This article shows how to use the Linux logger utility to test for UDP connectivity to Cribl Stream.
Issue
Customers commonly run into network connectivity issues when trying to send traffic to their Cribl Stream Workers. The majority of cases can be attributed to one or more of the following:
- Firewall / ACL blocking
- Proxy usage that is not configured or misconfigured
- DNS resolution problems
- Invalid or inaccessible routes
While these are complex enough to diagnose, troubleshooting UDP traffic problems can be even more difficult as it is a connectionless protocol. One aid in troubleshooting is to use a tool like logger to send test traffic to Cribl.
Usage
Make sure your Cribl Worker(s) are online and the syslog source is properly configured. Check that any enabled firewalls and policies on the Worker allow the inbound traffic (not necessary if using Cribl Cloud Workers). Once confirmed, use a test system and send the following command:
logger --udp -n <worker name or host or IP> -P <port> '<Your test message>'
For example, when using Cribl Cloud, our test might look like this to the 'default' group:
logger --udp -n default.main.your-environ-name.cribl.cloud -P 9514 'My test message'
Run a capture on the Worker Group before running the test. If successful, the message should appear in the capture:
When enabling the internal fields option, you should see the __srcIpPort field which includes the protocol and address of the sending system in the event, confirming successful delivery to Cribl.

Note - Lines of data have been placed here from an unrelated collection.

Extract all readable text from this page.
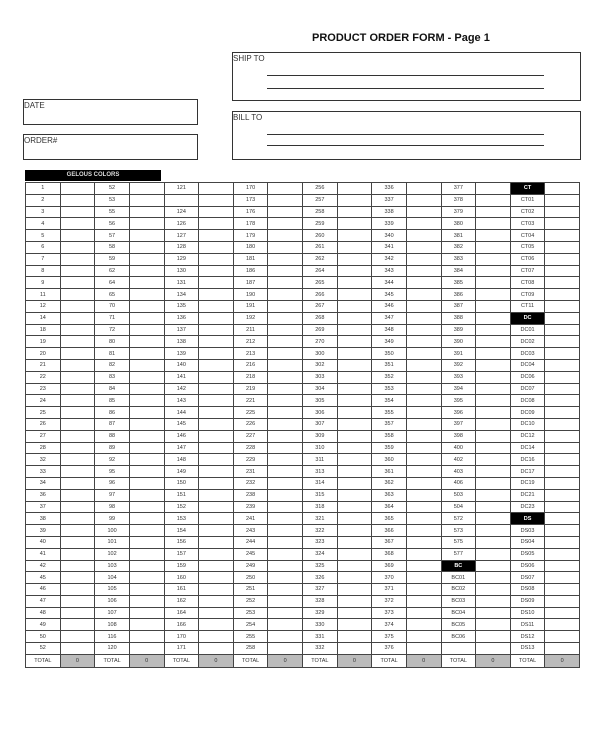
PRODUCT ORDER FORM - Page 1
SHIP TO
BILL TO
DATE
ORDER#
GELOUS COLORS
1		52		121		170		256		336		377		CT	
2		53				173		257		337		378		CT01	
3		55		124		176		258		338		379		CT02	
4		56		126		178		259		339		380		CT03	
5		57		127		179		260		340		381		CT04	
6		58		128		180		261		341		382		CT05	
7		59		129		181		262		342		383		CT06	
8		62		130		186		264		343		384		CT07	
9		64		131		187		265		344		385		CT08	
11		65		134		190		266		345		386		CT09	
12		70		135		191		267		346		387		CT11	
14		71		136		192		268		347		388		DC	
18		72		137		211		269		348		389		DC01	
19		80		138		212		270		349		390		DC02	
20		81		139		213		300		350		391		DC03	
21		82		140		216		302		351		392		DC04	
22		83		141		218		303		352		393		DC06	
23		84		142		219		304		353		394		DC07	
24		85		143		221		305		354		395		DC08	
25		86		144		225		306		355		396		DC09	
26		87		145		226		307		357		397		DC10	
27		88		146		227		309		358		398		DC12	
28		89		147		228		310		359		400		DC14	
32		92		148		229		311		360		402		DC16	
33		95		149		231		313		361		403		DC17	
34		96		150		232		314		362		406		DC19	
36		97		151		238		315		363		503		DC21	
37		98		152		239		318		364		504		DC23	
38		99		153		241		321		365		572		DS	
39		100		154		243		322		366		573		DS03	
40		101		156		244		323		367		575		DS04	
41		102		157		245		324		368		577		DS05	
42		103		159		249		325		369		BC		DS06	
45		104		160		250		326		370		BC01		DS07	
46		105		161		251		327		371		BC02		DS08	
47		106		162		252		328		372		BC03		DS09	
48		107		164		253		329		373		BC04		DS10	
49		108		166		254		330		374		BC05		DS11	
50		116		170		255		331		375		BC06		DS12	
52		120		171		258		332		376				DS13	
TOTAL	0	TOTAL	0	TOTAL	0	TOTAL	0	TOTAL	0	TOTAL	0	TOTAL	0	TOTAL	0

To narrow down potential issues, try the test from different sources if possible, such as:
- The Worker itself (if you are managing the Worker) to it's local 127.0.0.1 address
- A system that is on the same network as the problematic source(s)
- A system that is NOT on the same network
Summary
Needing to troubleshooting network issues when sending data to Cribl Stream is fairly common. Use tools like logger to assist with diagnosis and eliminating potential causes.